A weak currency is a recipe for imported inflation. Oil, coal, minerals and other consumables become expensive. These cost rises are ultimately passed down to the consumer, resulting in an overall rise in the cost of living. We believe that India’s growth in the coming decade will be driven through massive investments in infrastructure and new capacities in manufacturing. Both require large imports of capital goods and commodities. A weak currency only hikes the price of these imports and therefore, the initial capital outlay for a new project is consequently higher. When these projects go into operation, they are forced to pass on these higher costs to end-users. Therefore price rises are bound to follow.

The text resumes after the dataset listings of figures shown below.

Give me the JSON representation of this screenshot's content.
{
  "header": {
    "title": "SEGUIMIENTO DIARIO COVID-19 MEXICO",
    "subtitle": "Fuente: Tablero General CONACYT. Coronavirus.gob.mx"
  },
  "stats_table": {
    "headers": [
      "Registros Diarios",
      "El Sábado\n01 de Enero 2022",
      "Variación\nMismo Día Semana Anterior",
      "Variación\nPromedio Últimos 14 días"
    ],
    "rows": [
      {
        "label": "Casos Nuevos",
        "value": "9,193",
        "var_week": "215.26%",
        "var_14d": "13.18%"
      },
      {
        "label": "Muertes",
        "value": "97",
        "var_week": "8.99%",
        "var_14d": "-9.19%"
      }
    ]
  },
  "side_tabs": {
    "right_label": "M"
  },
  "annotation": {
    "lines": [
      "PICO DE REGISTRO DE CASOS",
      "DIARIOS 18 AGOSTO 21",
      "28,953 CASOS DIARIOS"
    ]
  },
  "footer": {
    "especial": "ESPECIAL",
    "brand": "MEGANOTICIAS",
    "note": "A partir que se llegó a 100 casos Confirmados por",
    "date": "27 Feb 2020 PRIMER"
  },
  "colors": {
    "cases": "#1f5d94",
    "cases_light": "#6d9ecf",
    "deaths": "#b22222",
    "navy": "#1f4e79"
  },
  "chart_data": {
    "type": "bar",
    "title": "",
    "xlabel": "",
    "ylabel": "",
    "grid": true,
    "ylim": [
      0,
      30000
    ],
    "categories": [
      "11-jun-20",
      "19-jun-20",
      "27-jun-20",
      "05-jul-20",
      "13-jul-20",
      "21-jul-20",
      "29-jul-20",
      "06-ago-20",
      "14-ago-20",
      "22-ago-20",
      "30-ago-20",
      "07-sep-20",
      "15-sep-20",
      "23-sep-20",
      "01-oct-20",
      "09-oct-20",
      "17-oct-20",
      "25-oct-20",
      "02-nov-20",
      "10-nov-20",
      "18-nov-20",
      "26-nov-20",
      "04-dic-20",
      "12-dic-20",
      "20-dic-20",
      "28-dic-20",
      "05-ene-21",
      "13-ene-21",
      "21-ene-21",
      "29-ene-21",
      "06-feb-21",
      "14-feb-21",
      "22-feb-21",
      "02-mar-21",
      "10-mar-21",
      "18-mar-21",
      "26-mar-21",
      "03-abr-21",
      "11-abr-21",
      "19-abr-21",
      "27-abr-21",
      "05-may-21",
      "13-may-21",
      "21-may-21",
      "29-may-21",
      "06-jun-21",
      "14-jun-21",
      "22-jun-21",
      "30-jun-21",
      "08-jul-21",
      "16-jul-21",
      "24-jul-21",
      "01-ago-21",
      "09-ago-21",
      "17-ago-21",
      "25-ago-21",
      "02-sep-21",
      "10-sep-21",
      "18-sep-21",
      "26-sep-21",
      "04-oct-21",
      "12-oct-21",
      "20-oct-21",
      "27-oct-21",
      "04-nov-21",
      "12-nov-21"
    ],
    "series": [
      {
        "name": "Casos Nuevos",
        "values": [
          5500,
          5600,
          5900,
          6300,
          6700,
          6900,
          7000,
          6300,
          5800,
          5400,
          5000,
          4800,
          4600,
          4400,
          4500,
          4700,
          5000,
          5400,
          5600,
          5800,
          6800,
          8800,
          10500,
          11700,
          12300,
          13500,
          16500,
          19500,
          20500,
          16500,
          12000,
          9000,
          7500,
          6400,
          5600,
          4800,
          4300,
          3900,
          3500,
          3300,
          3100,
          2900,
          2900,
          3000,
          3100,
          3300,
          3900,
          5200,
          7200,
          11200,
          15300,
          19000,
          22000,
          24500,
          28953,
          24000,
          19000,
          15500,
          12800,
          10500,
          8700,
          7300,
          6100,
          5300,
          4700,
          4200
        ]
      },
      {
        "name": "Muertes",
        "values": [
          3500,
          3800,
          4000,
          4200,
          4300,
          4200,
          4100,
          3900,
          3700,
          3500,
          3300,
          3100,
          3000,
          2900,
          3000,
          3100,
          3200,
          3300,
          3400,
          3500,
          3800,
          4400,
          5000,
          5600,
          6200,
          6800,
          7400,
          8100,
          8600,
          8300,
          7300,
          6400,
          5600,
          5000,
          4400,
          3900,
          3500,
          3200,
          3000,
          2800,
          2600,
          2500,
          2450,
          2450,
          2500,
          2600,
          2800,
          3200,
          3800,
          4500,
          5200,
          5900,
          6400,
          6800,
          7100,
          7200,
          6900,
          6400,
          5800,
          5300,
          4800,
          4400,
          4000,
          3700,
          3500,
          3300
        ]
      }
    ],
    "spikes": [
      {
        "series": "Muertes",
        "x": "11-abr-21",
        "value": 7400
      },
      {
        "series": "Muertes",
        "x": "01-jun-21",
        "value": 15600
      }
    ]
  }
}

Some economists, on the other hand, legitimately argue that a weaker currency would provide a fillip to domestic manufacturing. For example, imported capital goods may become more expensive than domestically produced ones, effectively driving greater domestic sales. However, on balance, I subscribe to the hypothesis that it is still better to have a stronger currency and control inflation, even if that came with some disadvantage to domestic manufacturing. There is again evidence to suggest that the more capable companies find innovative means to reduce their costs through the adoption of new technology, manufacturing processes, product design etc. In any event, even local producers do need to import raw materials or semi finished products and a stronger currency keeps such costs under check.
Adopting the China model may not have been a bad thing. But it may be a bit late for India to restructure its economic fundamentals. High wages, private consumption, unusually high establishment costs (rent, electricity, etc) are now a given and India needs to design its monetary and exchange rate policies to fits its economic architecture. Radical changes come with unacceptable shocks to the system which may be hard to implement. Even China now seeks to reorient its economy and hopes to increase private consumption to about 40% of GDP by 2015. In order for this to happen, it would have to allow wages to rise, therefore providing an incentive for its people to spend more; its currency to strengthen and facilitate the creation of a domestic market. Even in China, export-driven growth, which happily puffed along for two decades will begin to falter as European and American consumers deleverage – spend less and save more. This comes with serious consequences for Chinese producers.
Ultimately, the movement in exchange rates is something determined by supply and demand and the vagaries of financial markets. Some economists are possibly right when they argue that the rupee will weaken in the coming decade. However, if that were the case, then inflation would convert into a recurring and stubborn problem. Ultimately, what will change the picture is the resumption of capital inflows and this will happen when the current policy paralysis gives way to efficient governance and a pro-active administration seeking to make things better. The fate of the Indian rupee over the next decade will depend as much on the quality of India’s political leadership.